Hoshino Kana gives you an undirected graph with $n$ vertices, initially containing no edges. She also has integers $u, v$ and $a_1, a_2, \dots, a_n$. There are $q$ operations of four types:

1. 1 x y: Add an edge between $x$ and $y$. It is guaranteed that the edge does not exist initially.
2. 2 x y: Remove the edge between $x$ and $y$. It is guaranteed that the edge exists.
3. 3 x y: Update $a_x$ to $y$.
4. 4 x: Let the graph be partitioned into $k$ connected components $C_1, C_2, \dots, C_k$. Calculate $\sum_{i=1}^k \prod_{j\in C_i}(a_j+x) \bmod u^v$.

Input

The first line contains four integers $n, q, u, v$.

The second line contains $n$ integers $a_1, a_2, \dots, a_n$.

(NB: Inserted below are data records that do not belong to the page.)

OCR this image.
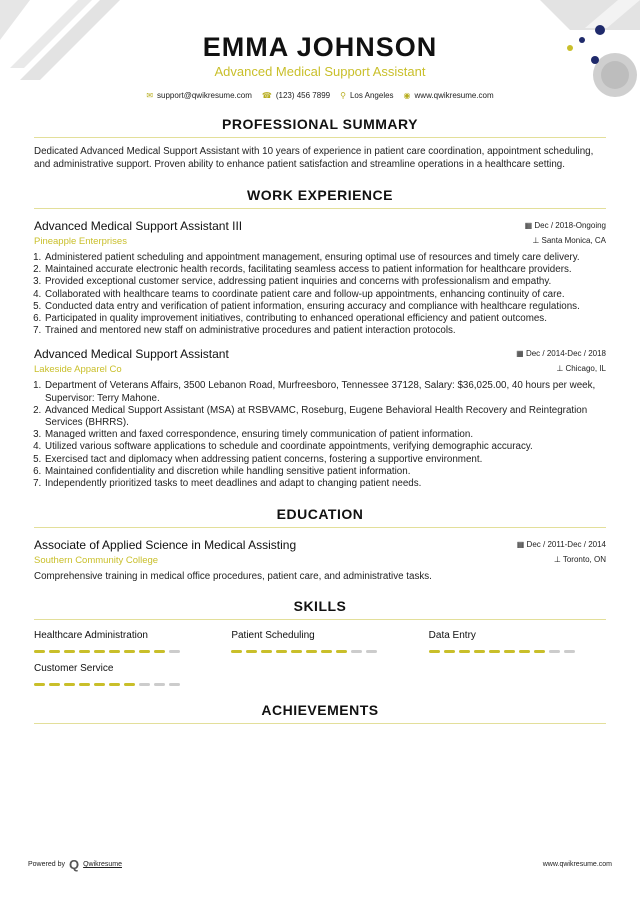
EMMA JOHNSON
Advanced Medical Support Assistant
✉ support@qwikresume.com ☎ (123) 456 7899 ⚲ Los Angeles ◉ www.qwikresume.com
PROFESSIONAL SUMMARY

Dedicated Advanced Medical Support Assistant with 10 years of experience in patient care coordination, appointment scheduling, and administrative support. Proven ability to enhance patient satisfaction and streamline operations in a healthcare setting.

WORK EXPERIENCE
Advanced Medical Support Assistant III	▦ Dec / 2018-Ongoing
Pineapple Enterprises	⊥ Santa Monica, CA
1. Administered patient scheduling and appointment management, ensuring optimal use of resources and timely care delivery.
2. Maintained accurate electronic health records, facilitating seamless access to patient information for healthcare providers.
3. Provided exceptional customer service, addressing patient inquiries and concerns with professionalism and empathy.
4. Collaborated with healthcare teams to coordinate patient care and follow-up appointments, enhancing continuity of care.
5. Conducted data entry and verification of patient information, ensuring accuracy and compliance with healthcare regulations.
6. Participated in quality improvement initiatives, contributing to enhanced operational efficiency and patient outcomes.
7. Trained and mentored new staff on administrative procedures and patient interaction protocols.
Advanced Medical Support Assistant	▦ Dec / 2014-Dec / 2018
Lakeside Apparel Co	⊥ Chicago, IL
1. Department of Veterans Affairs, 3500 Lebanon Road, Murfreesboro, Tennessee 37128, Salary: $36,025.00, 40 hours per week, Supervisor: Terry Mahone.
2. Advanced Medical Support Assistant (MSA) at RSBVAMC, Roseburg, Eugene Behavioral Health Recovery and Reintegration Services (BHRRS).
3. Managed written and faxed correspondence, ensuring timely communication of patient information.
4. Utilized various software applications to schedule and coordinate appointments, verifying demographic accuracy.
5. Exercised tact and diplomacy when addressing patient concerns, fostering a supportive environment.
6. Maintained confidentiality and discretion while handling sensitive patient information.
7. Independently prioritized tasks to meet deadlines and adapt to changing patient needs.
EDUCATION
Associate of Applied Science in Medical Assisting	▦ Dec / 2011-Dec / 2014
Southern Community College	⊥ Toronto, ON

Comprehensive training in medical office procedures, patient care, and administrative tasks.

SKILLS
Healthcare Administration	Patient Scheduling	Data Entry
Customer Service
ACHIEVEMENTS
Powered by Q Qwikresume	www.qwikresume.com
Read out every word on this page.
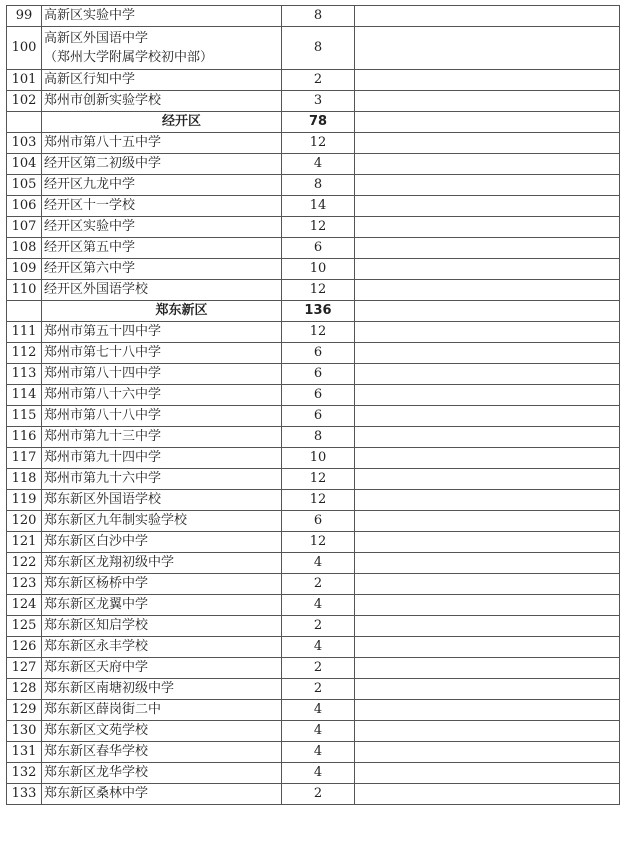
99	高新区实验中学	8	
100	高新区外国语中学
（郑州大学附属学校初中部）	8	
101	高新区行知中学	2	
102	郑州市创新实验学校	3	
	经开区	78	
103	郑州市第八十五中学	12	
104	经开区第二初级中学	4	
105	经开区九龙中学	8	
106	经开区十一学校	14	
107	经开区实验中学	12	
108	经开区第五中学	6	
109	经开区第六中学	10	
110	经开区外国语学校	12	
	郑东新区	136	
111	郑州市第五十四中学	12	
112	郑州市第七十八中学	6	
113	郑州市第八十四中学	6	
114	郑州市第八十六中学	6	
115	郑州市第八十八中学	6	
116	郑州市第九十三中学	8	
117	郑州市第九十四中学	10	
118	郑州市第九十六中学	12	
119	郑东新区外国语学校	12	
120	郑东新区九年制实验学校	6	
121	郑东新区白沙中学	12	
122	郑东新区龙翔初级中学	4	
123	郑东新区杨桥中学	2	
124	郑东新区龙翼中学	4	
125	郑东新区知启学校	2	
126	郑东新区永丰学校	4	
127	郑东新区天府中学	2	
128	郑东新区南塘初级中学	2	
129	郑东新区薛岗街二中	4	
130	郑东新区文苑学校	4	
131	郑东新区春华学校	4	
132	郑东新区龙华学校	4	
133	郑东新区桑林中学	2	
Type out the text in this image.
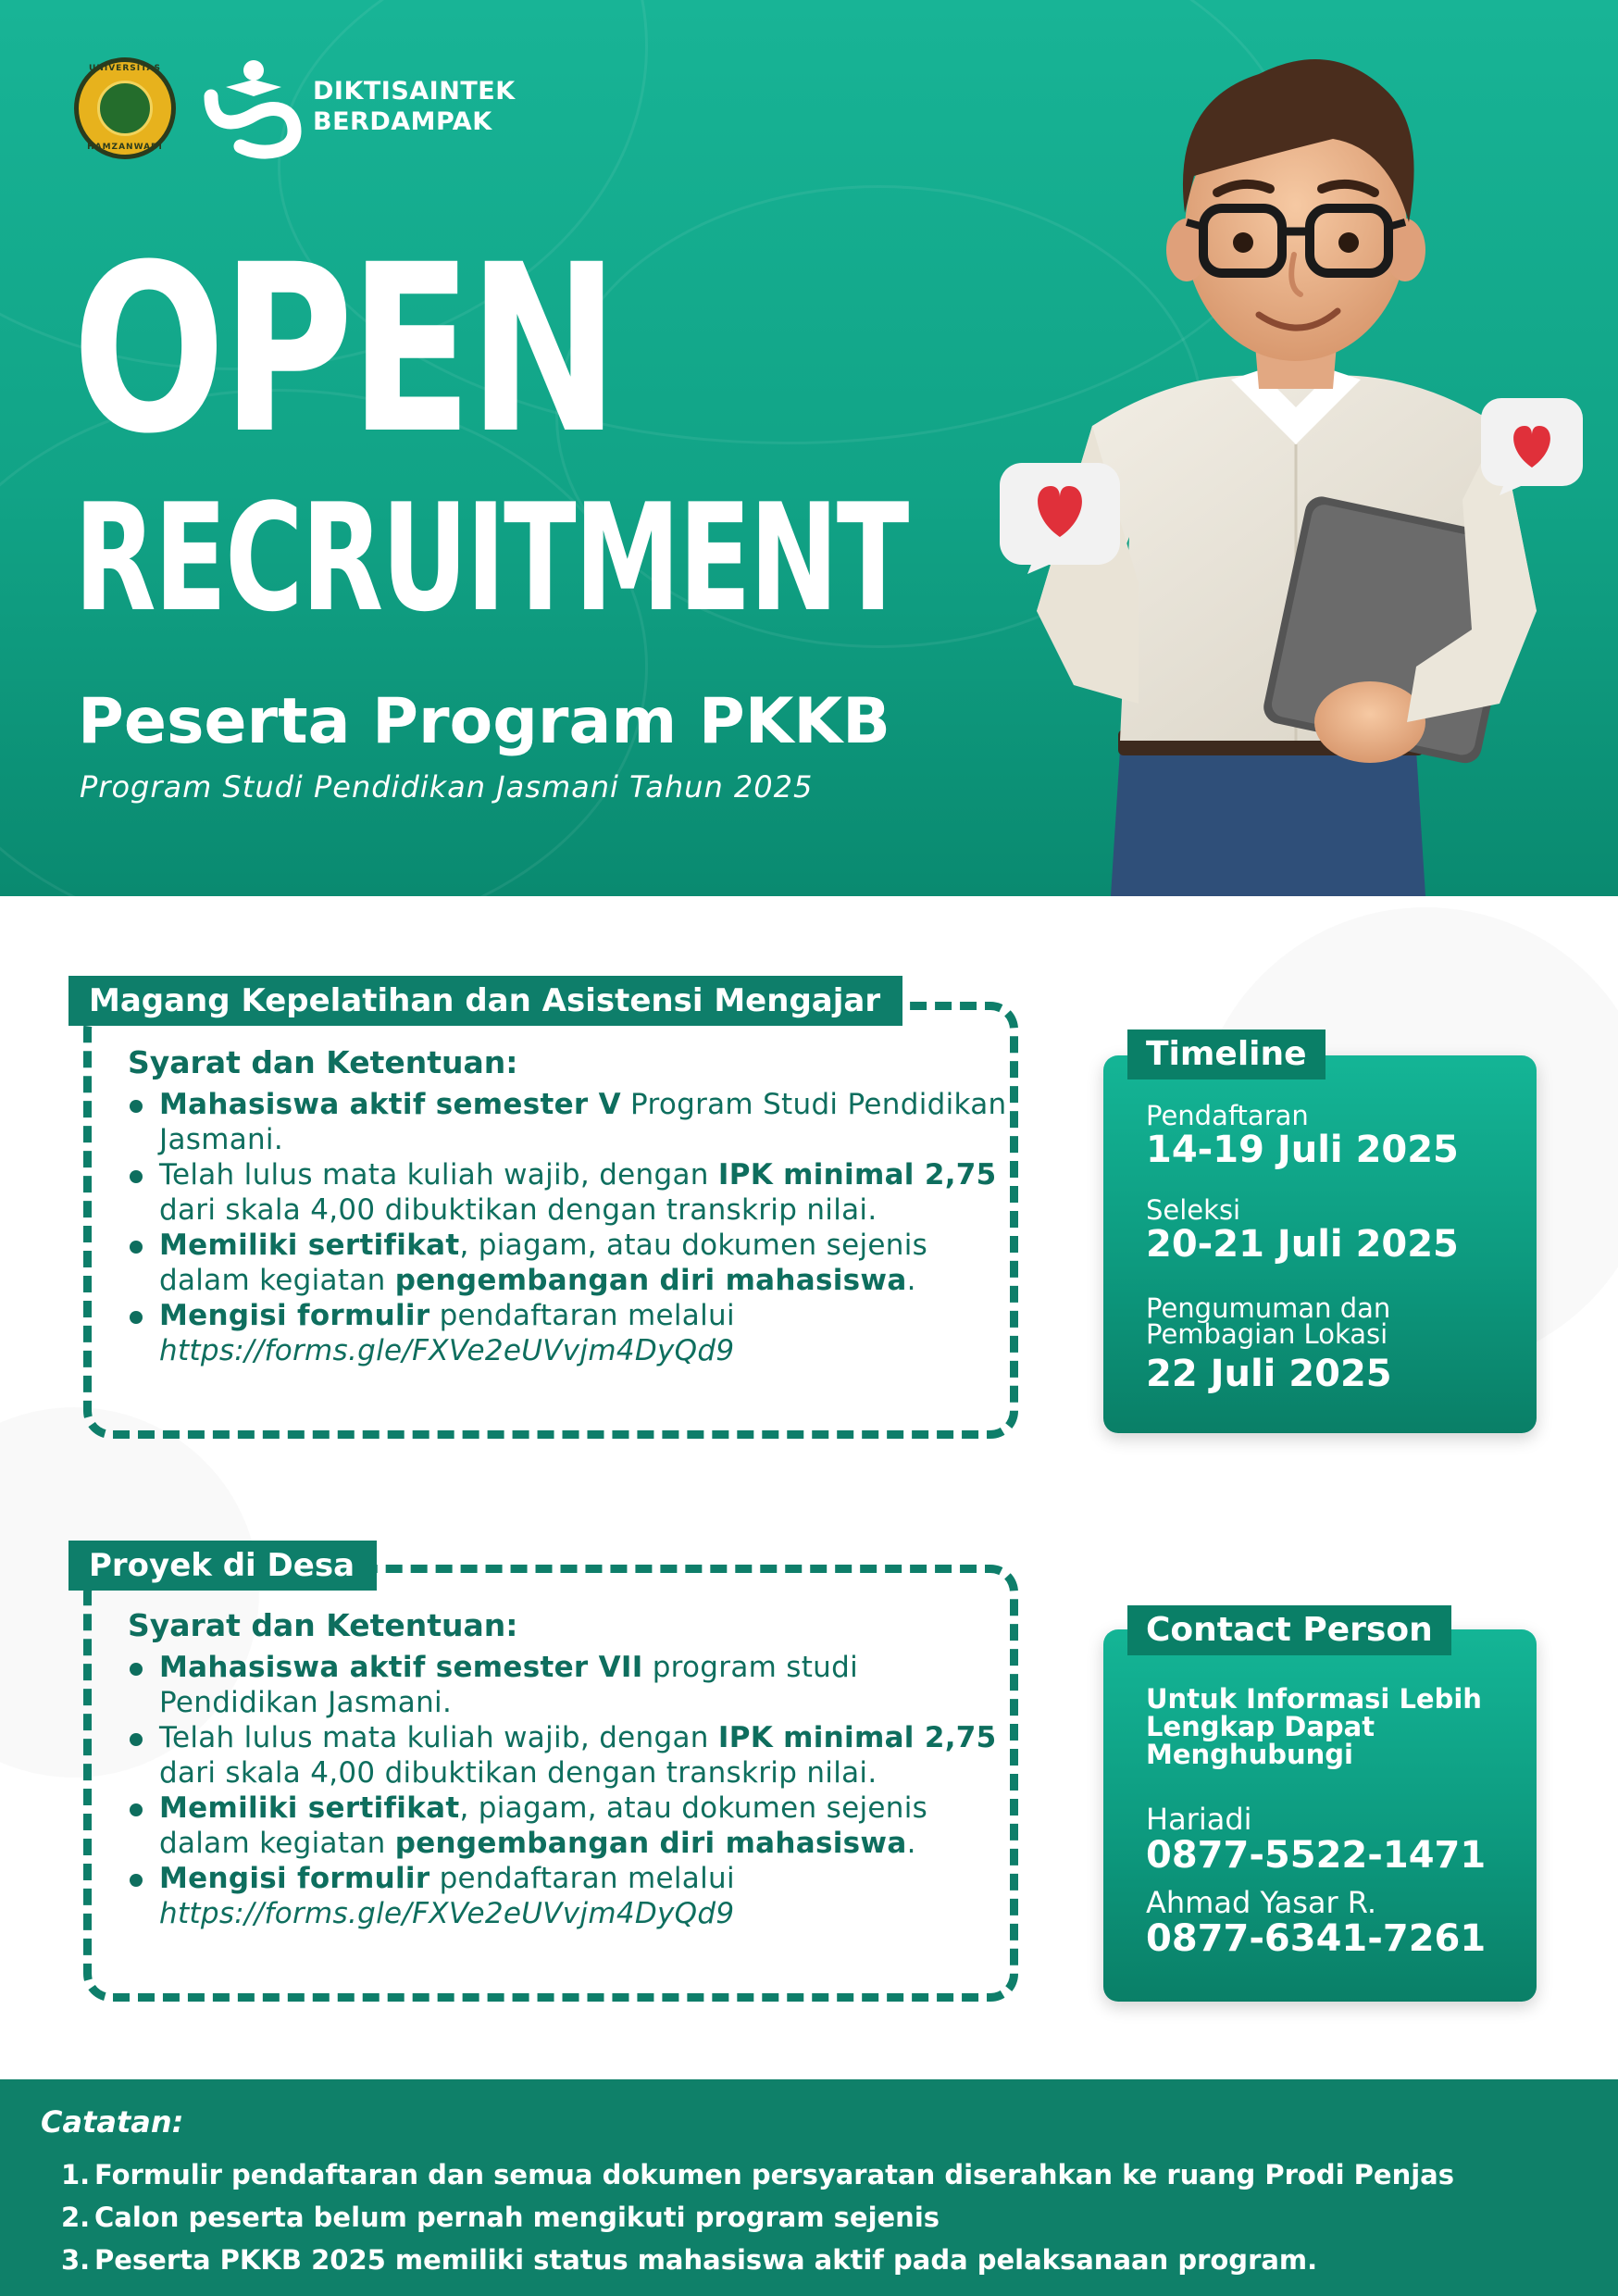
UNIVERSITAS
HAMZANWADI
DIKTISAINTEK
BERDAMPAK
OPEN
RECRUITMENT
Peserta Program PKKB
Program Studi Pendidikan Jasmani Tahun 2025
Magang Kepelatihan dan Asistensi Mengajar
Syarat dan Ketentuan:
Mahasiswa aktif semester V Program Studi Pendidikan Jasmani.
Telah lulus mata kuliah wajib, dengan IPK minimal 2,75 dari skala 4,00 dibuktikan dengan transkrip nilai.
Memiliki sertifikat, piagam, atau dokumen sejenis dalam kegiatan pengembangan diri mahasiswa.
Mengisi formulir pendaftaran melalui
https://forms.gle/FXVe2eUVvjm4DyQd9
Proyek di Desa
Syarat dan Ketentuan:
Mahasiswa aktif semester VII program studi Pendidikan Jasmani.
Telah lulus mata kuliah wajib, dengan IPK minimal 2,75 dari skala 4,00 dibuktikan dengan transkrip nilai.
Memiliki sertifikat, piagam, atau dokumen sejenis dalam kegiatan pengembangan diri mahasiswa.
Mengisi formulir pendaftaran melalui
https://forms.gle/FXVe2eUVvjm4DyQd9
Pendaftaran
14-19 Juli 2025
Seleksi
20-21 Juli 2025
Pengumuman dan
Pembagian Lokasi
22 Juli 2025
Timeline
Untuk Informasi Lebih
Lengkap Dapat
Menghubungi
Hariadi
0877-5522-1471
Ahmad Yasar R.
0877-6341-7261
Contact Person
Catatan:
1. Formulir pendaftaran dan semua dokumen persyaratan diserahkan ke ruang Prodi Penjas
2. Calon peserta belum pernah mengikuti program sejenis
3. Peserta PKKB 2025 memiliki status mahasiswa aktif pada pelaksanaan program.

The next $q$ lines each describe an operation.

Output

For each type $4$ operation, output the answer on a new line.

Examples

Input 1

5 10 3 2
1 2 3 4 5
4 2
1 1 2
1 3 4
4 0
1 2 3
3 2 5
4 1
2 3 4
1 4 5
4 2

Output 1

7
1
3
3

Example 2

See ex_c2.in and ex_c2.ans in the attachment. This example satisfies subtask $1$.

Example 3

See ex_c3.in and ex_c3.ans in the attachment. This example satisfies subtask $2$.

Example 4

See ex_c4.in and ex_c4.ans in the attachment. This example satisfies subtask $6$.

Subtasks

This problem uses bundled testing.

For $100\%$ of the data, $1\leq n, q\leq 10^5$, $1\leq u\leq 10$, $1\leq v\leq 4$, $0\leq a_i < 10^4$. In operation $3$, $y$ is a non-negative integer less than $10^4$, and in operation $4$, $x$ is a non-negative integer less than $10^4$.